The woman checking me in at my primary doctor’s office was maybe slightly thrown off her game by my flirting, but I think that even more she liked it.
I told her I liked her glasses a lot, which was true. “They have a different shape – it’s cool.” I didn’t say they made her look like Catwoman, which also was true.
But even more, I played with her about her age.
“Have you been wearing glasses for a long time?”
“About 30 years.”
“Since you were 5.”
She smiled slyly – I knew she liked it.
WhadoIknow? When I tease with women (and yes, often – though not as often – men) about their age, it’s usually kind of sincere. I’m terrible at estimating ages. This woman could easily have been 35 for all I knew. I scoped her out again on my way out of the office later and I still didn’t have a clue.
But if I’m going to err on age with women (and sometimes men), I’m going to err on the side of calling them young. At my grocery store, when a woman tells me she qualifies for the senior discount – if I genuinely think she looks too young, or like she might possibly be too young – I’m liable to say:
“No you don’t.”
“Not ’til you’re 60.”
“You must think I’m easy.”
If they ask if I want to see their driver’s license, I always say “Yes” – and they almost always seem to enjoy this little exercise. You know they’re going to tell their friends that they got carded for their senior discount.

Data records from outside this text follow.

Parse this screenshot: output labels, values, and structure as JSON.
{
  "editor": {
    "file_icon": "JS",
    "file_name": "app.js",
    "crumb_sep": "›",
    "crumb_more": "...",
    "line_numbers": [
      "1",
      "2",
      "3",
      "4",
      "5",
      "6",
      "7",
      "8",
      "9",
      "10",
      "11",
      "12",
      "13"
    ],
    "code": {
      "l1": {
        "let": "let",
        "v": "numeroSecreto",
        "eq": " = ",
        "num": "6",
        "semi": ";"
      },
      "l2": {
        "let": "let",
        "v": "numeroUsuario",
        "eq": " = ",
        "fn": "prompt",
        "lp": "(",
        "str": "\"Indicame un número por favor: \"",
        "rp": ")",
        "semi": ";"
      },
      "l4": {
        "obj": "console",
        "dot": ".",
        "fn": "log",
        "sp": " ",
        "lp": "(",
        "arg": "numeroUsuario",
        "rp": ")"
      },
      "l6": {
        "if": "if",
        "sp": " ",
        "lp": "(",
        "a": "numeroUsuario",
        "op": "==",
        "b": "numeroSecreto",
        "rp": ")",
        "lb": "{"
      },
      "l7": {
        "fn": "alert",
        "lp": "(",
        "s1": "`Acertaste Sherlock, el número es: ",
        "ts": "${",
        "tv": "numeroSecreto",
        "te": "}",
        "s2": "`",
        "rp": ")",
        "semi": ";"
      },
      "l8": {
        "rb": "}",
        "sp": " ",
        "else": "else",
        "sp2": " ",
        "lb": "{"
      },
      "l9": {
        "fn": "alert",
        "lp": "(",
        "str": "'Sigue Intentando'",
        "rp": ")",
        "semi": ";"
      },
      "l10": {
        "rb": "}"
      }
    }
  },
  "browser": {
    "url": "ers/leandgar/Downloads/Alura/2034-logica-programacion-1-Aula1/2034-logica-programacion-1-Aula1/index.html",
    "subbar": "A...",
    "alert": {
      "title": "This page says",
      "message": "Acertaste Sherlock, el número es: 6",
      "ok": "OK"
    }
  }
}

What’s the relationship between flirting and affirmation? Flirting is playing and playing with someone is validating. It’s a way of saying “I like you.” Flirting is also a way of saying “I think you’re attractive.” To indicate to a woman that you think they are attractive is not oppressive.
An exception is with drop-dead gorgeous women. These women are more likely to have been oppressed around their looks – hit on, treated like an object, not recognized for their intelligence and competence. They probably also already know they are attractive, so there’s no empty place to be filled here. With these women, I am more inclined to affirm them for their intelligence or competence, for their parenting or for their good taste in groceries.
If I can’t pull up those kinds of affirmations, I’m liable just to be all business. This makes me feel a little sad – it feels like a loss, a loss of a chance to play – but it seems better than to appreciate any aspect of their appearance, even their glasses…or God forbid to look at them just a little too long.
Making flirting an affirmation is tricky – it’s an art form. I don’t recommend it to people with clumsy interpersonal skills. Doing it is an affirmation of my own intelligence. And an affirmation of my connection with you. It says that I know how to play – and I want to play with you.